Reposition settings, plugins, command etc. window alignment

Working with Obsidian stretched open on two monitors is a real pain because important things like settings, the command palette (is that what it’s called?) and plugins windows all appear split between both monitors. Sometimes it’s not too bad when the monitors are side-by side but in other arrangements it’s a big annoyance.

I’ve managed to manually hack a few of these with snippets but thought it might be doable via a plugin. Has anyone thought of that yet? Here’s my (very hacky) css snippet I tried to make for the settings window… maybe someone will have some input on this or help clean it up haha. I haven’t tried the command palette or plugins window yet because this took way to long already and I’ve got to move on.

(note: the below code also makes the window resizable to some extent and increases the height of the window (I’m not sure why so many themes make this small to begin with).

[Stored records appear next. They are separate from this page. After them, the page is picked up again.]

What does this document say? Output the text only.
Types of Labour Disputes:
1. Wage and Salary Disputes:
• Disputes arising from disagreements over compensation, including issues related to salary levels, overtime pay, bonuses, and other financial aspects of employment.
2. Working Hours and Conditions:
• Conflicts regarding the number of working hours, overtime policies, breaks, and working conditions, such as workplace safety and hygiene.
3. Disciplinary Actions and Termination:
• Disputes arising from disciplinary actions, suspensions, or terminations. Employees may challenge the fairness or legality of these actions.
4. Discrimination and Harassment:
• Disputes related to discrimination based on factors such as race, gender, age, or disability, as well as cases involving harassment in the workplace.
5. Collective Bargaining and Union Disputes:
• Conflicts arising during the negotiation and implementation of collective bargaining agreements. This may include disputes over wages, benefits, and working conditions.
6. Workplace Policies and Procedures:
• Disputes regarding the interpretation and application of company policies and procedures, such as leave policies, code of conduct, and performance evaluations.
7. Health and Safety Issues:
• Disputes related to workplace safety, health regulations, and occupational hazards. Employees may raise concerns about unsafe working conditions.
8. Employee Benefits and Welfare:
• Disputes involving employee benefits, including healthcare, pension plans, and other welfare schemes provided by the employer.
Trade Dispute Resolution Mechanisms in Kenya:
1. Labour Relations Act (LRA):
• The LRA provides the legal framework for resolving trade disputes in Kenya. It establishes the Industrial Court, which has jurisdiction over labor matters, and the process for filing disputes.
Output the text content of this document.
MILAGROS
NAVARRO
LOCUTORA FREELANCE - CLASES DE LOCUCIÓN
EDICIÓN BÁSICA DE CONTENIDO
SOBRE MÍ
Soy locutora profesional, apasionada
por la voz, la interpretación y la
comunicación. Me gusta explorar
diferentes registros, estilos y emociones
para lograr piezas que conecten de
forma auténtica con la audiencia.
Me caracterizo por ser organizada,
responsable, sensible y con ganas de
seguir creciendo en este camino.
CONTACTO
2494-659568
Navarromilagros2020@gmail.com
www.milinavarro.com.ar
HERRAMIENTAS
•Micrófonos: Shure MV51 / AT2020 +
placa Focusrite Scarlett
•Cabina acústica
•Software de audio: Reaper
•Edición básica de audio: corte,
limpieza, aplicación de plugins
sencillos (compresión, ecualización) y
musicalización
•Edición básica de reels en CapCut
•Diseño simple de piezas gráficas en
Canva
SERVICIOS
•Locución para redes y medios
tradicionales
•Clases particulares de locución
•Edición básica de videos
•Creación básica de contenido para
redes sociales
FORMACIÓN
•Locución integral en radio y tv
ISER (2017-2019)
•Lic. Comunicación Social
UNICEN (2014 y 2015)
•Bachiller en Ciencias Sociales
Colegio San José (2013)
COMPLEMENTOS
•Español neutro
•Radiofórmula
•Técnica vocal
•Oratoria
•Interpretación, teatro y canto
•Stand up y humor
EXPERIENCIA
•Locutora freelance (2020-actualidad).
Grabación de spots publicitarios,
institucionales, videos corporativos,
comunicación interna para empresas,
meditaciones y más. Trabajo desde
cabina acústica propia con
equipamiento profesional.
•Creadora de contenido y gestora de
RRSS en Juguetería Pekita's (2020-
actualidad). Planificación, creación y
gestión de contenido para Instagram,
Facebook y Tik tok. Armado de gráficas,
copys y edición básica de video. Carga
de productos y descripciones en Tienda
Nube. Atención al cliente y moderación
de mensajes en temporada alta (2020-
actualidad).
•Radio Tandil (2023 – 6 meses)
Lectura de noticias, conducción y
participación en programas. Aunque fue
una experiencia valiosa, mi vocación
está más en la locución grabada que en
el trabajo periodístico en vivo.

.modal.mod-settings, .modal.mod-settings .vertical-tab-container{
	position: absolute;
	top: 50px;
	left: 100px!important;
    width: clamp(200px, 60vw, 1920px);
    min-height: 20vh;
    height: 90vh!important;
    max-height: 90vh;
    border-radius: var(--scale-2-8);
    overflow-y: hidden;
    border: 1px solid var(--background-modifier-border);
    resize:both;
    }

.modal-content {height: 90vh!important}

.vertical-tabs-container {max-height: 90vh!important}

.theme-dark .modal .modal-content .vertical-tab-header, .theme-dark .modal .modal-content .vertical-tab-content-container .vertical-tab-content{
	height: 90vh!important;
}


.modal.mod-settings .vertical-tab-content-container{
	height: 90vh!important;
}
.vertical-tab-header {height: 90vh!important}

.vertical-tab-header-group {max-height: 90vh!important}

One feature I’d really like to see for these kinds of UI elements is making them draggable, with something like

dragElement(document.getElementByID("modal.mod-settings"));

function dragElement(elmnt) {
  var pos1 = 0, pos2 = 0, pos3 = 0, pos4 = 0;
  if (document.getElementById(elmnt.id + "header")) {
    // if present, the header is where you move the DIV from:
    document.getElementById(elmnt.id + "header").onmousedown = dragMouseDown;
  } else {
    // otherwise, move the DIV from anywhere inside the DIV:
    elmnt.onmousedown = dragMouseDown;
  }

  function dragMouseDown(e) {
    e = e || window.event;
    e.preventDefault();
    // get the mouse cursor position at startup:
    pos3 = e.clientX;
    pos4 = e.clientY;
    document.onmouseup = closeDragElement;
    // call a function whenever the cursor moves:
    document.onmousemove = elementDrag;
  }

  function elementDrag(e) {
    e = e || window.event;
    e.preventDefault();
    // calculate the new cursor position:
    pos1 = pos3 - e.clientX;
    pos2 = pos4 - e.clientY;
    pos3 = e.clientX;
    pos4 = e.clientY;
    // set the element's new position:
    elmnt.style.top = (elmnt.offsetTop - pos2) + "px";
    elmnt.style.left = (elmnt.offsetLeft - pos1) + "px";
  }

  function closeDragElement() {
    // stop moving when mouse button is released:
    document.onmouseup = null;
    document.onmousemove = null;
  }
}

But I don’t know how to… inject that into Obsidian. I can vaguely understand JS on a superficial level but really don’t know what I’m doing, just messing with code I found online.

Otherwise some kind of setting to adjust the default alignment of the window would be great.